The Great Texts Pathway (GTP) is geared towards undergraduate students and consists of courses from diverse disciplines that are united by the emphasis on close reading and vigorous discussion of primary texts. The pathway is open to students from any discipline. Those who complete 21 credits of GTP-designated courses and apply for admission to the pathway will receive a certificate of completion and a GTP designation on their transcript.
The Great Texts Pathway is the result of a collaboration between Vice Provost of Curriculum and Academic Innovation Dr. Bernard Bull and Professor of Philosophy Rev. Dr. Greg Schulz, along with input from Assistant Professor of Theology Rev. Dr. Jason Lane, Professor of Theology Rev. Dr. Jason Soenksen, Assistant Professor of Theology Rev. Dr. Brian German, Associate Professor of Science Dr. Paul Strycker, and Professor of Philosophy Dr. Angus Menuge.
“The Great Texts Pathway is intended to form the soul and spirit of our students by giving attention to the meaning of seminal and central texts that have been handed down to us,” says Lane. “There is nothing more central to our life as a Lutheran community of higher education than to be concerned with the external word, as it is read on the page, heard from the chapel pulpit, and contemplated in conversation and writing.”
Concordia is the only university in the Concordia University System to offer a comparable program. While other colleges and universities across the nation have similar offerings, Concordia’s pathway offers more flexibility in that it does not prescribe a major or sequence of courses.

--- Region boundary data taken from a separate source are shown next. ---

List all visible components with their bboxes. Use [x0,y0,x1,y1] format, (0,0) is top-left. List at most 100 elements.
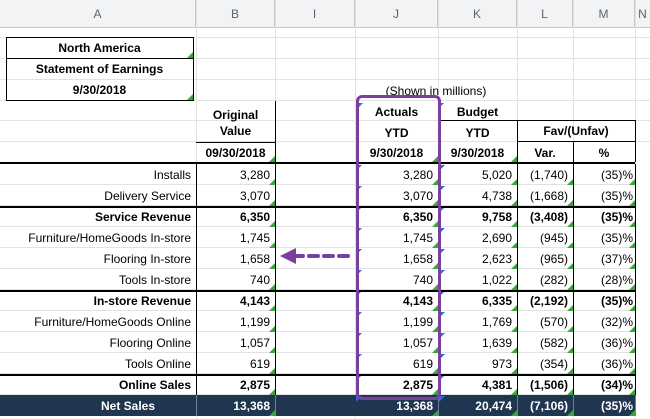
title-date[interactable]: 9/30/2018 [6,79,193,100]
note-marker [269,156,275,162]
original-value-cell[interactable]: 4,143 [196,290,275,311]
subtotal-rule [0,290,635,292]
column-divider [275,332,276,353]
variance-header[interactable]: Var. [517,144,573,162]
column-divider [517,332,518,353]
percent-cell[interactable]: (37)% [573,248,635,269]
budget-value-cell[interactable]: 4,738 [438,185,517,206]
budget-value-cell[interactable]: 20,474 [438,395,517,416]
row-label[interactable]: In-store Revenue [0,290,196,311]
column-header-n[interactable]: N [635,0,650,28]
column-divider [275,374,276,395]
row-label[interactable]: Flooring Online [0,332,196,353]
variance-cell[interactable]: (282) [517,269,573,290]
budget-value-cell[interactable]: 2,623 [438,248,517,269]
budget-value-cell[interactable]: 4,381 [438,374,517,395]
original-value-cell[interactable]: 6,350 [196,206,275,227]
percent-cell[interactable]: (36)% [573,332,635,353]
percent-cell[interactable]: (34)% [573,374,635,395]
original-value-cell[interactable]: 1,658 [196,248,275,269]
column-divider [635,185,636,206]
column-header-b[interactable]: B [196,0,275,28]
percent-cell[interactable]: (36)% [573,353,635,374]
variance-cell[interactable]: (582) [517,332,573,353]
row-label[interactable]: Furniture/HomeGoods Online [0,311,196,332]
budget-value-cell[interactable]: 9,758 [438,206,517,227]
column-header-l[interactable]: L [517,0,573,28]
percent-cell[interactable]: (28)% [573,269,635,290]
percent-cell[interactable]: (35)% [573,185,635,206]
row-label[interactable]: Tools Online [0,353,196,374]
original-value-cell[interactable]: 1,199 [196,311,275,332]
budget-value-cell[interactable]: 5,020 [438,164,517,185]
variance-cell[interactable]: (354) [517,353,573,374]
row-label[interactable]: Tools In-store [0,269,196,290]
budget-header-1[interactable]: Budget [438,103,517,120]
budget-value-cell[interactable]: 1,022 [438,269,517,290]
column-divider [275,395,276,416]
variance-cell[interactable]: (1,506) [517,374,573,395]
variance-cell[interactable]: (3,408) [517,206,573,227]
actuals-highlight-box [356,95,441,400]
column-header-m[interactable]: M [573,0,635,28]
column-header-a[interactable]: A [0,0,196,28]
column-divider [635,206,636,227]
column-divider [517,185,518,206]
budget-value-cell[interactable]: 973 [438,353,517,374]
percent-cell[interactable]: (35)% [573,395,635,416]
column-header-j[interactable]: J [355,0,438,28]
budget-value-cell[interactable]: 1,639 [438,332,517,353]
variance-cell[interactable]: (570) [517,311,573,332]
original-header-date[interactable]: 09/30/2018 [196,144,275,162]
variance-cell[interactable]: (2,192) [517,290,573,311]
fav-unfav-header[interactable]: Fav/(Unfav) [517,122,635,140]
budget-header-2[interactable]: YTD [438,124,517,141]
row-label[interactable]: Online Sales [0,374,196,395]
original-value-cell[interactable]: 13,368 [196,395,275,416]
title-region[interactable]: North America [6,37,193,58]
column-header-k[interactable]: K [438,0,517,28]
column-divider [573,248,574,269]
percent-cell[interactable]: (35)% [573,290,635,311]
original-header-2[interactable]: Value [196,122,275,139]
original-value-cell[interactable]: 3,280 [196,164,275,185]
original-value-cell[interactable]: 1,057 [196,332,275,353]
variance-cell[interactable]: (965) [517,248,573,269]
row-label[interactable]: Service Revenue [0,206,196,227]
column-divider [517,227,518,248]
title-border-right [193,37,194,101]
original-value-cell[interactable]: 1,745 [196,227,275,248]
column-divider [573,374,574,395]
column-header-i[interactable]: I [275,0,355,28]
variance-cell[interactable]: (945) [517,227,573,248]
budget-value-cell[interactable]: 1,769 [438,311,517,332]
budget-value-cell[interactable]: 2,690 [438,227,517,248]
column-divider [196,395,197,416]
row-label[interactable]: Installs [0,164,196,185]
original-value-cell[interactable]: 2,875 [196,374,275,395]
percent-cell[interactable]: (35)% [573,227,635,248]
column-divider [573,353,574,374]
variance-cell[interactable]: (7,106) [517,395,573,416]
budget-value-cell[interactable]: 6,335 [438,290,517,311]
column-divider [517,206,518,227]
percent-cell[interactable]: (35)% [573,164,635,185]
row-label[interactable]: Delivery Service [0,185,196,206]
budget-header-date[interactable]: 9/30/2018 [438,144,517,162]
variance-cell[interactable]: (1,668) [517,185,573,206]
original-value-cell[interactable]: 619 [196,353,275,374]
original-value-cell[interactable]: 740 [196,269,275,290]
original-header-1[interactable]: Original [196,106,275,123]
row-label[interactable]: Flooring In-store [0,248,196,269]
original-value-cell[interactable]: 3,070 [196,185,275,206]
note-marker [187,52,193,58]
row-label[interactable]: Furniture/HomeGoods In-store [0,227,196,248]
variance-cell[interactable]: (1,740) [517,164,573,185]
title-statement[interactable]: Statement of Earnings [6,58,193,79]
percent-cell[interactable]: (32)% [573,311,635,332]
column-divider [517,290,518,311]
percent-header[interactable]: % [573,144,635,162]
row-label[interactable]: Net Sales [0,395,196,416]
column-divider [275,206,276,227]
percent-cell[interactable]: (35)% [573,206,635,227]
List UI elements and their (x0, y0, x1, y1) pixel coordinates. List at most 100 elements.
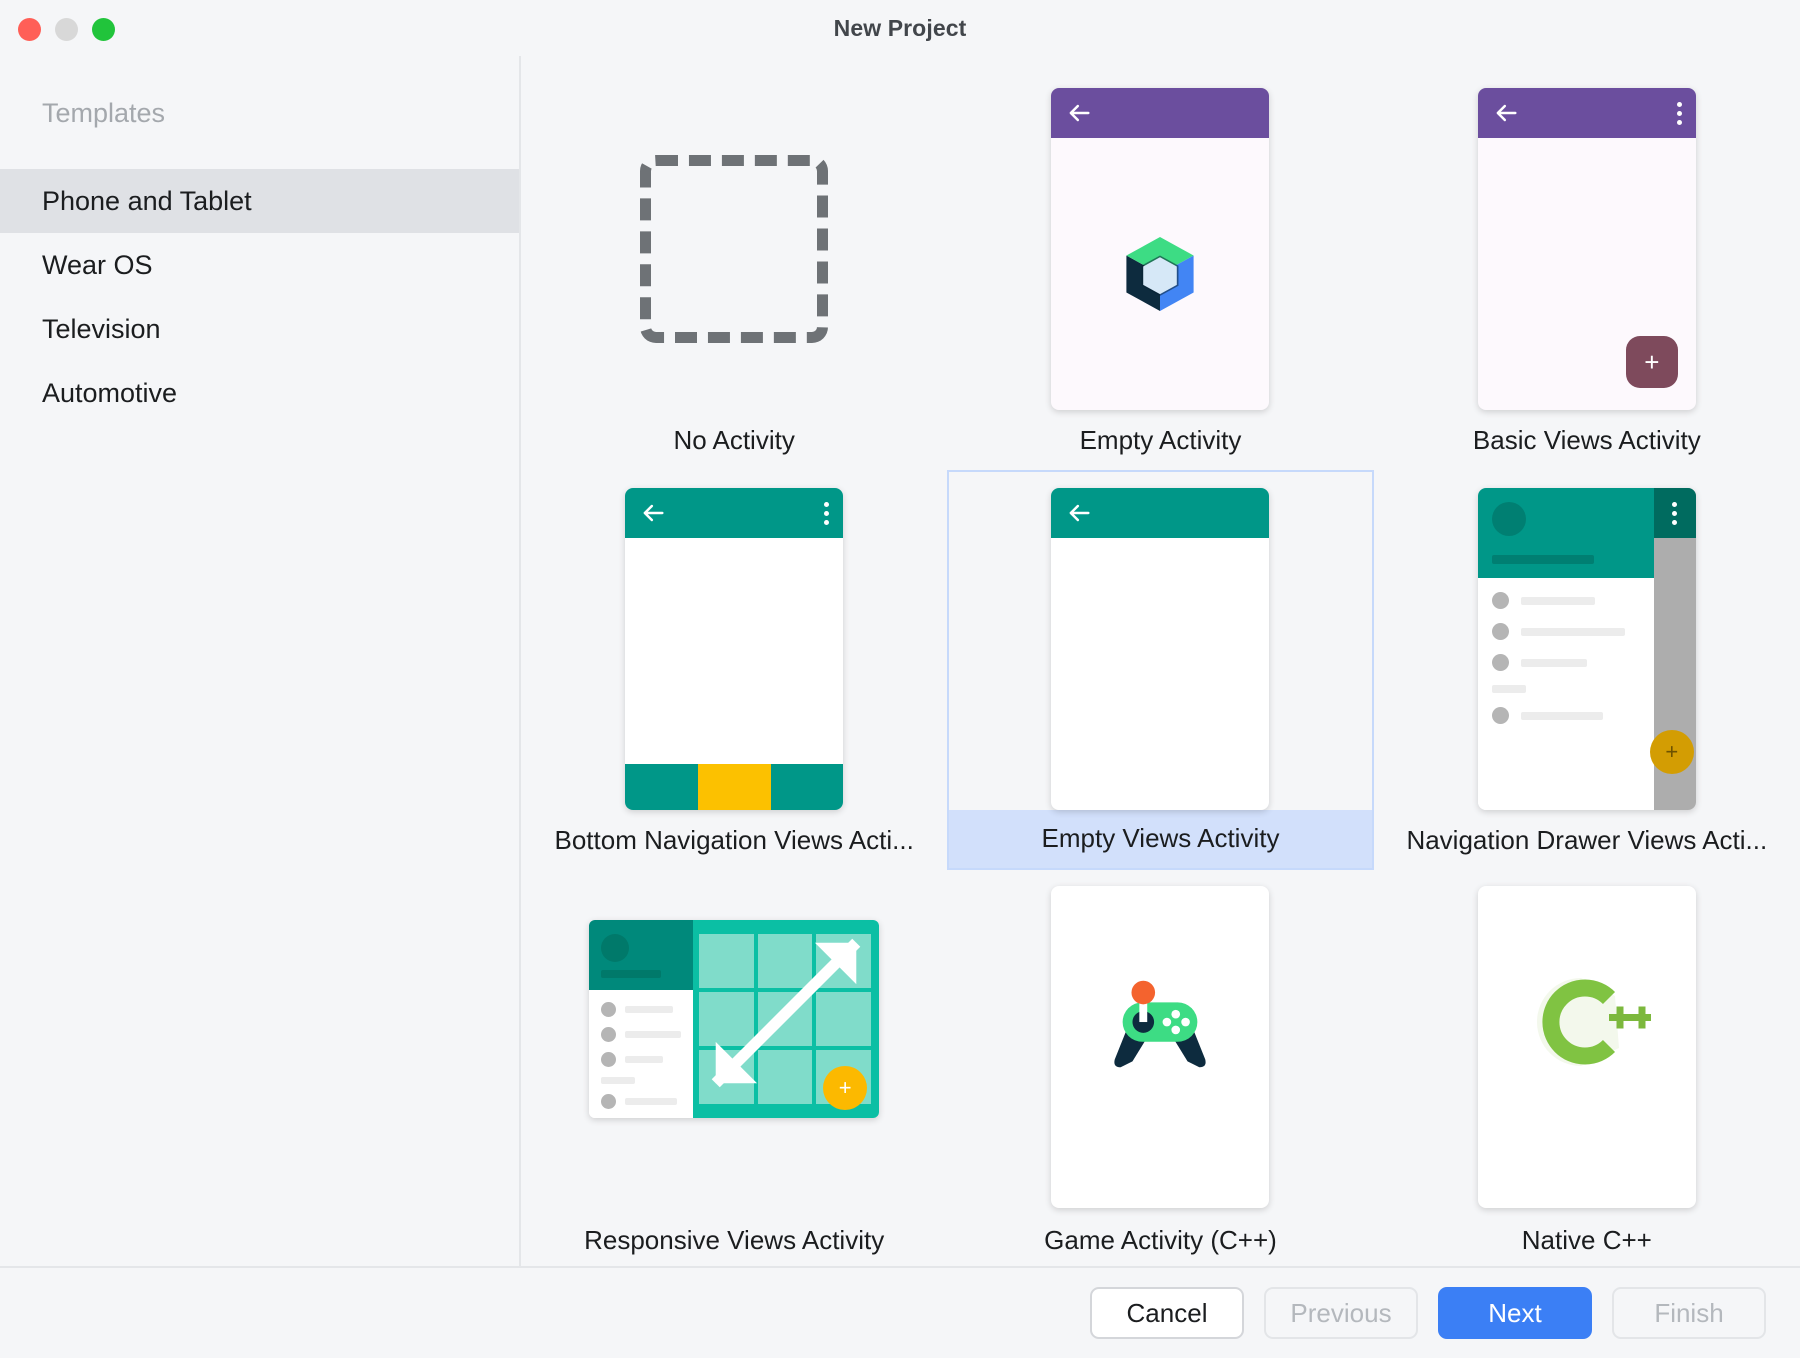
template-thumbnail (521, 86, 947, 412)
template-thumbnail: + (521, 886, 947, 1212)
back-arrow-icon (1496, 104, 1517, 122)
drawer-item-list (1478, 578, 1654, 724)
floating-action-button-icon: + (823, 1066, 868, 1110)
nav-drawer-phone-mock: + (1477, 488, 1696, 810)
list-item-text-bar (625, 1098, 678, 1105)
template-label: Empty Activity (1079, 425, 1242, 455)
template-thumbnail: + (1374, 86, 1800, 412)
drawer-section-divider (601, 1077, 636, 1084)
navigation-drawer-panel (1477, 488, 1654, 810)
floating-action-button-icon: + (1649, 730, 1694, 774)
previous-button[interactable]: Previous (1264, 1287, 1418, 1339)
list-item (601, 1052, 681, 1067)
app-bar (1051, 488, 1270, 538)
basic-views-phone-mock: + (1477, 88, 1696, 410)
dashed-placeholder-icon (640, 155, 829, 343)
bottom-nav-item-active (697, 764, 771, 810)
sidebar-item-automotive[interactable]: Automotive (0, 361, 519, 425)
template-card-basic-views-activity[interactable]: + Basic Views Activity (1374, 70, 1800, 470)
list-item-text-bar (625, 1031, 682, 1038)
traffic-light-group (18, 18, 115, 41)
template-label: Empty Views Activity (949, 810, 1372, 868)
template-gallery[interactable]: No Activity Empty Activity + Basic Views… (521, 56, 1800, 1266)
drawer-item-list (589, 990, 693, 1118)
template-card-game-activity[interactable]: Game Activity (C++) (947, 870, 1373, 1266)
drawer-header (1477, 488, 1654, 578)
list-item (601, 1094, 681, 1109)
sidebar-item-phone-and-tablet[interactable]: Phone and Tablet (0, 169, 519, 233)
avatar (601, 934, 630, 962)
floating-action-button-icon: + (1625, 336, 1678, 388)
overflow-menu-icon (824, 501, 830, 525)
overflow-menu-icon (1676, 101, 1682, 125)
bottom-nav-item (625, 764, 698, 810)
list-item-text-bar (1520, 627, 1625, 636)
template-label: Bottom Navigation Views Acti... (554, 825, 914, 855)
template-thumbnail (947, 86, 1373, 412)
drawer-section-divider (1491, 685, 1526, 693)
list-item-icon (1491, 654, 1509, 671)
list-item-text-bar (1520, 658, 1587, 667)
back-arrow-icon (1070, 104, 1091, 122)
adaptive-layout-mock: + (589, 920, 880, 1118)
template-thumbnail (1374, 886, 1800, 1212)
list-item (1491, 707, 1640, 724)
list-item-icon (601, 1002, 617, 1017)
compose-phone-mock (1051, 88, 1270, 410)
drawer-header (589, 920, 694, 990)
sidebar-item-television[interactable]: Television (0, 297, 519, 361)
close-button[interactable] (18, 18, 41, 41)
template-label: Native C++ (1521, 1225, 1652, 1255)
template-card-bottom-navigation-views-activity[interactable]: Bottom Navigation Views Acti... (521, 470, 947, 870)
sidebar-item-wear-os[interactable]: Wear OS (0, 233, 519, 297)
jetpack-compose-logo-icon (1126, 237, 1195, 311)
maximize-button[interactable] (92, 18, 115, 41)
window-title: New Project (833, 14, 967, 41)
list-item-text-bar (1520, 596, 1595, 605)
list-item-text-bar (625, 1056, 664, 1063)
list-item (1491, 654, 1640, 671)
dialog-footer: Cancel Previous Next Finish (0, 1266, 1800, 1358)
list-item-icon (1491, 592, 1509, 609)
list-item-icon (601, 1052, 617, 1067)
template-label: Responsive Views Activity (584, 1225, 885, 1255)
bottom-nav-item (770, 764, 844, 810)
list-item-text-bar (1520, 711, 1603, 720)
sidebar-item-label: Television (42, 313, 161, 344)
finish-button[interactable]: Finish (1612, 1287, 1766, 1339)
template-grid: No Activity Empty Activity + Basic Views… (521, 56, 1800, 1266)
template-card-empty-views-activity[interactable]: Empty Views Activity (947, 470, 1374, 870)
template-card-responsive-views-activity[interactable]: + Responsive Views Activity (521, 870, 947, 1266)
list-item-icon (1491, 707, 1509, 724)
list-item-icon (601, 1027, 617, 1042)
app-bar (625, 488, 844, 538)
empty-views-phone-mock (1051, 488, 1270, 810)
app-bar-right (1653, 488, 1696, 538)
template-thumbnail (521, 486, 947, 812)
cancel-button[interactable]: Cancel (1090, 1287, 1244, 1339)
template-card-navigation-drawer-views-activity[interactable]: + Navigation Drawer Views Acti... (1374, 470, 1800, 870)
next-button[interactable]: Next (1438, 1287, 1592, 1339)
back-arrow-icon (1070, 504, 1091, 522)
template-thumbnail (947, 886, 1373, 1212)
template-card-native-cpp[interactable]: Native C++ (1374, 870, 1800, 1266)
overflow-menu-icon (1672, 501, 1678, 525)
list-item (601, 1002, 681, 1017)
list-item (1491, 623, 1640, 640)
sidebar-item-label: Wear OS (42, 249, 153, 280)
drawer-account-name-bar (1491, 555, 1594, 564)
template-label: Game Activity (C++) (1044, 1225, 1277, 1255)
avatar (1491, 502, 1526, 536)
adaptive-drawer (589, 920, 694, 1118)
app-bar (1051, 88, 1270, 138)
template-card-empty-activity[interactable]: Empty Activity (947, 70, 1373, 470)
bottom-navigation-bar (625, 764, 844, 810)
list-item (601, 1027, 682, 1042)
template-label: No Activity (673, 425, 795, 455)
templates-sidebar: Templates Phone and Tablet Wear OS Telev… (0, 56, 521, 1266)
sidebar-item-label: Phone and Tablet (42, 185, 252, 216)
list-item-icon (1491, 623, 1509, 640)
game-controller-icon (1114, 980, 1207, 1068)
minimize-button[interactable] (55, 18, 78, 41)
template-card-no-activity[interactable]: No Activity (521, 70, 947, 470)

Courses within the pathway will involve deep reading and study of great books—that is, time-tested texts that speak universally to the human condition or cast light on timeless truths. Instructors will utilize the Socratic teaching method, which takes a more discussion-based approach to teaching as opposed to a lecture-based approach. This form of education will allow students to be formed by their own study, reflection, and conversation, with the professor acting as a guide or tutor, says Bull.
Professor of Theology Rev. Dr. Jason Soenksen, whose training included study of primary texts, the Bible, Greco-Roman antiquity, and early Jewish and Christian literature, will serve as coordinator for the program. His role will be to support instructors in the pathway and to identify and recruit more professors to teach within it.
“We think this can be a draw for a growing number of students who have been shaped by a classical philosophy of education, and it’s unquestionably a mission fit for Concordia,” says Soenksen. “The Great Texts Pathway reflects not only our identity and mission as a Lutheran university, but also our spiritual and academic heritage.”